Reno berdiri, lalu melihat kearah Dokter Frankie yang kini mendekat memberikan resep salep obat seperti ucapan beliau tersebut.
"Here's the ointment recipe." Reno mengambil kertas putih itu dengan mengangguk paham, "Thank you, Donter Frankie."
"Ok...., hopefully your wife will get well soon. I have to go back to the hospital," ujar dr. Frankie merapikan beberapa peralatan kedalam tas hitamnya.
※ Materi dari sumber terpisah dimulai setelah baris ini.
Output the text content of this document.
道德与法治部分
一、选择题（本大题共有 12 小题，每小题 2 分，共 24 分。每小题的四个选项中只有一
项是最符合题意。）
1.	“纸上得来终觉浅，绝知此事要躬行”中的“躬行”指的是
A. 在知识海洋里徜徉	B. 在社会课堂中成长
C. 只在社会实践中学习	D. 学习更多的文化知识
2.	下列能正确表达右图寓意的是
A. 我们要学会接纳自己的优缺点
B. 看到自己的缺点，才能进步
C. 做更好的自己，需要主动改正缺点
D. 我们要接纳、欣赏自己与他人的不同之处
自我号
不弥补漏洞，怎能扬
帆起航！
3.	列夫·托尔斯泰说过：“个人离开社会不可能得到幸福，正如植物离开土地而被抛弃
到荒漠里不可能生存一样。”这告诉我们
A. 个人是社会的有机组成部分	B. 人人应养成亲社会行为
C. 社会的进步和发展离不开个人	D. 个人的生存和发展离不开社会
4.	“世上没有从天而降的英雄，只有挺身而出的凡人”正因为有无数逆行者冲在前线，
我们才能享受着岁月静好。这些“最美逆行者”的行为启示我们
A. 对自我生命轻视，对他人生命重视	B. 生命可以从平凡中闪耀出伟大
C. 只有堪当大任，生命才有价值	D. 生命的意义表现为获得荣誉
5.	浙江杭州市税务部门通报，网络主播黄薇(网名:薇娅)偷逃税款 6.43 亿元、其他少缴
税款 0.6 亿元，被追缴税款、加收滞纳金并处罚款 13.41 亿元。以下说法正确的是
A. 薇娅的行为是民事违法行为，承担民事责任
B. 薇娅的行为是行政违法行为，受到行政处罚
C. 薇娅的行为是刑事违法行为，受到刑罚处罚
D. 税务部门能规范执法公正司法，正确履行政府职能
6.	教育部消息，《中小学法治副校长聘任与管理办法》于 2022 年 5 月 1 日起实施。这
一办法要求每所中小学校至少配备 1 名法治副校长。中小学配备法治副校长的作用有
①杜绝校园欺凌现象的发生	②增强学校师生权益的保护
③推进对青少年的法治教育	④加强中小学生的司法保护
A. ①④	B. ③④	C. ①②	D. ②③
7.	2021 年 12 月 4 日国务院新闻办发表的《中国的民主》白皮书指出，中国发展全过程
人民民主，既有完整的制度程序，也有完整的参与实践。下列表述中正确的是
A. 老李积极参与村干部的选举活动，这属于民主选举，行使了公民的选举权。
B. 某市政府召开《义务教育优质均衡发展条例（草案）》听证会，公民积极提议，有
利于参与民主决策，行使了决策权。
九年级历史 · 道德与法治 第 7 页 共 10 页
Reno mengangguk lagi, lalu mengantarkan beliau sampai ke pintu kamar.
Ceklek...
Selepas kepergian Dokter Frankie, Reno kembali melangkah untuk menghampiri Vierra, namun suara Pak Albert membuat Reno sadar kalau laki-laki paru bayah tersebut masih berada didalam kamar hotelnya. Pak Albert sedari tadi hanya menunggu di luar, tidak berani mendekat untuk melihat pemeriksaan Dokter kenalannya itu.
"Tuan, lebih baik sementara waktu anda libur dulu untuk mengunjungi beberapa tempat. Saya rasa anda bisa menunggu sampai kaki nona Vierra sembuh. Saya akan membelikan semua perlengkapan yang anda perlukan."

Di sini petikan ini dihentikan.